Scientists liken the behavior to a pack of wolves or dolphins, both of which work together to corral prey before killing and eating their victims.
While there are a few dozen mammal species known to hunt in groups, the behavior has previously been observed in just nine fish species -- none of them electric fish.
The discovery -- described Thursday in the journal Ecology and Evolution -- was first made along the banks of the Iriri River in Brazilian state of Pará.
Researchers had long assumed the electric eels found in the Iriri were the same electric eels found in rivers throughout the Amazon Basin.
But over the last several years, field surveys in the region, as well as genomic analysis led by David de Santana, fish research associate at Smithsonian's National Museum of Natural History, have revealed the presence of at least three different species.
One of the three is the Volta electric eel, Electrophorus voltai, the species that de Santana and his research partners watched gather and hunt in a small river-fed lake.

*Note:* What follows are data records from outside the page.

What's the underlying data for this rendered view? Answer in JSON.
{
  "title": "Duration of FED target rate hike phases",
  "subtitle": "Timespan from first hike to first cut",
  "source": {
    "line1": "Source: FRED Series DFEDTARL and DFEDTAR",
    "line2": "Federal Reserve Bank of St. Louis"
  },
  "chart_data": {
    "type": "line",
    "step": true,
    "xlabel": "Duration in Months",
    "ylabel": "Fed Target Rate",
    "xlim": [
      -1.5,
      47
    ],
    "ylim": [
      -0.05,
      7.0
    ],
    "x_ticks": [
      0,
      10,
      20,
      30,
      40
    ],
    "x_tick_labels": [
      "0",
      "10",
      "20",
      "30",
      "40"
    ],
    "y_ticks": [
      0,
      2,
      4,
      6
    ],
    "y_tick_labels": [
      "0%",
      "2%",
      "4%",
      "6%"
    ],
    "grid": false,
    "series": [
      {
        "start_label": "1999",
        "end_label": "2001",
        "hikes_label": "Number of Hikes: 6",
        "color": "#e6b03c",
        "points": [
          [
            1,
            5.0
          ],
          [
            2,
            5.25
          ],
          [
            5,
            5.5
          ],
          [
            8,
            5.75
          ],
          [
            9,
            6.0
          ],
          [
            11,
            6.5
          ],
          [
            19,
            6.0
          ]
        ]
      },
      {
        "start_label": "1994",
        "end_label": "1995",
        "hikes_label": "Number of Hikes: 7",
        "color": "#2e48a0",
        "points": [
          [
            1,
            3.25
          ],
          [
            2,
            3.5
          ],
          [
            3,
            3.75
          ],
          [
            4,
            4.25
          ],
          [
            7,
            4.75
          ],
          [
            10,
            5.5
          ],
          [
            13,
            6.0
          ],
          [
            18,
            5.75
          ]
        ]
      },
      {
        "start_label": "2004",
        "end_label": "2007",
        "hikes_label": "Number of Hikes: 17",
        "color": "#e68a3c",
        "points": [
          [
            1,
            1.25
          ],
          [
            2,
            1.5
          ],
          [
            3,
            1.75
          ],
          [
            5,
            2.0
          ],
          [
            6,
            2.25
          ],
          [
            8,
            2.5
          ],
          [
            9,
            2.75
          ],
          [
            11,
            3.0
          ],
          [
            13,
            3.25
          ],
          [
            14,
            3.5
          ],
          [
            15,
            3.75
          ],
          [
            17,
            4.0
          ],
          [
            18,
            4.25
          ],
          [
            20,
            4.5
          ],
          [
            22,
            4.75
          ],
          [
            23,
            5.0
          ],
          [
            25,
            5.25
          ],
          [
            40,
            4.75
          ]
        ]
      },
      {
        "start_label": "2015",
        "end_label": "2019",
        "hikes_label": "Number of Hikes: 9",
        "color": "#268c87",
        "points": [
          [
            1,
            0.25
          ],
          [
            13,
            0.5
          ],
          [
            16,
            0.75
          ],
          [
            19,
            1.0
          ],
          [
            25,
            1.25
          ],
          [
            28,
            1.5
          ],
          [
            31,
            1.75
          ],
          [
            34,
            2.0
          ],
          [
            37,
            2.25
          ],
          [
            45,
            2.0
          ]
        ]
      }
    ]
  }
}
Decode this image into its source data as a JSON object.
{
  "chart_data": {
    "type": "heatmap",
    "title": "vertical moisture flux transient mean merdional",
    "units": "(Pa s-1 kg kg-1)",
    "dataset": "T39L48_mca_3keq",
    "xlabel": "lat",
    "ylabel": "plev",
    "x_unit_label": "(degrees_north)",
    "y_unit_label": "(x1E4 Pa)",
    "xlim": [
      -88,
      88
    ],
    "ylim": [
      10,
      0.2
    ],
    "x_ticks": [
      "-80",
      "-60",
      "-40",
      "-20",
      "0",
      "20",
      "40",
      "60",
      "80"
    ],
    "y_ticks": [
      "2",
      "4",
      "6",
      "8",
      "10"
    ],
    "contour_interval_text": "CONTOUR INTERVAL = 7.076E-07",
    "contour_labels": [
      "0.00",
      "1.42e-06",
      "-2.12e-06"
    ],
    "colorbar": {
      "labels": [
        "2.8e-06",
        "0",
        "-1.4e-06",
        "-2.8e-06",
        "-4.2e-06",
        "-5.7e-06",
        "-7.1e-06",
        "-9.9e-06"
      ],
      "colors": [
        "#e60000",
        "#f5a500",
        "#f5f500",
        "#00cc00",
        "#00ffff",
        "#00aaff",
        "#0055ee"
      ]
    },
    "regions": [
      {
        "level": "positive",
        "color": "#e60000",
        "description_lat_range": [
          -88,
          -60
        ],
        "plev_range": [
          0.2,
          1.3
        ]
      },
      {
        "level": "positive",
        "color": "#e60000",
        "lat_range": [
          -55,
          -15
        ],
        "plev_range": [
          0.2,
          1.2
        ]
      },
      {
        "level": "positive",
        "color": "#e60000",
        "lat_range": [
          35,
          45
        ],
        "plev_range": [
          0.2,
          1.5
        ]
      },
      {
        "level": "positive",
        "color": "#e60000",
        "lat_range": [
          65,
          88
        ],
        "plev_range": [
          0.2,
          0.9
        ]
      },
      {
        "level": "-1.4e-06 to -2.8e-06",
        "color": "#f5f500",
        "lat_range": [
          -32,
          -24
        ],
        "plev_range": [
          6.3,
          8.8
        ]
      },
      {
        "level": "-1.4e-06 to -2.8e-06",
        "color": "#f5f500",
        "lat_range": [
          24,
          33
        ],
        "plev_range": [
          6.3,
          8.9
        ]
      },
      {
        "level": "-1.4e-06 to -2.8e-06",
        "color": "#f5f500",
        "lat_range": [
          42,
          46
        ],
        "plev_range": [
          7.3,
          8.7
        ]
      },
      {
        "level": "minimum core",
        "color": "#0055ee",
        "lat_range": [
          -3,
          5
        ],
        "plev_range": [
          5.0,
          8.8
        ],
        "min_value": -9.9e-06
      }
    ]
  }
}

Electric eels belong to an order of South American electric fishes called Gymnotiformes. Though they look similar to "true eels," a diverse group of fish belonging to the order Anguilliformes, they are only distantly related.
The electric eel hunting party was first observed by Douglas Bastos, a doctoral student working under de Santana. Bastos spotted the phenomena at dusk, when there was just enough light to make out the bodies of roughly 100 eels forming a swirling circle.
"He was camping there alone, only with the companion of electric eels, jaguars and Caymans," de Santana told UPI in an email.
Bastos watched as the eels circled faster and faster, herding hundreds of small tetras into a small circle. Once corralled, small groups of ten eels or so separated from the circle to collectively shock their prey.
Bastos later returned with de Santana and other researchers to document the behavior. That researchers had to travel for five days up the Iriri into the vast wilderness of the Amazon may go part of the way toward explaining why there's no record of such behavior in the scientific literature.
"Another factor is that many times, in the case of freshwater fishes, they live at the bottom of murk rivers -- that make impossible to make any kind of observation on their behavior," de Santana said.
Scientists may not always be able to see what electric eels are up to, but if they somehow found themselves in the middle of a swirling circle of eels and are mistaken for prey, they would certainly be able to feel it.
Each Volta electric eel can produce a shock of up to 860 volts, the strongest shock of any animal on planet Earth. A group of ten could yield 8,600 volts of electricity, roughly the amount needed to power 100 light bulbs.
De Santana has been shocked a few times.
"I usually feel my arm numb," he said. "The shock is strong, however, it has very short duration, one to three milliseconds."
For now, de Santana and his research partners know relatively little about how exactly this group hunt works. From what they witnessed, it's obvious some level of coordination is involved -- but how that coordination came to be isn't yet clear.
"We do not know whether this behavior involves cognition," de Santana said. "If so, they would use low voltage discharges to communicate during this event."
For now, the scientists suspect social predation emerged at small scales, with a few eels coming to the basic understanding that foraging alongside peers can prove successful. As this strategy becomes common, larger and larger groups are able to form.
Scientists plan to soon return to the Iriri to investigate the social dynamics of hunting parties -- that is, analyze the relationships between eels that hunt in groups.
Scientists want to know whether more closely related electric eels are more likely to break off into groups and shock trapped tetra fish.
The research team also plans to measure the shocks deployed by the fish during the entirety of the feeding process, in order to better understand how the both the corralling phase and shock phases are coordinated by the participants.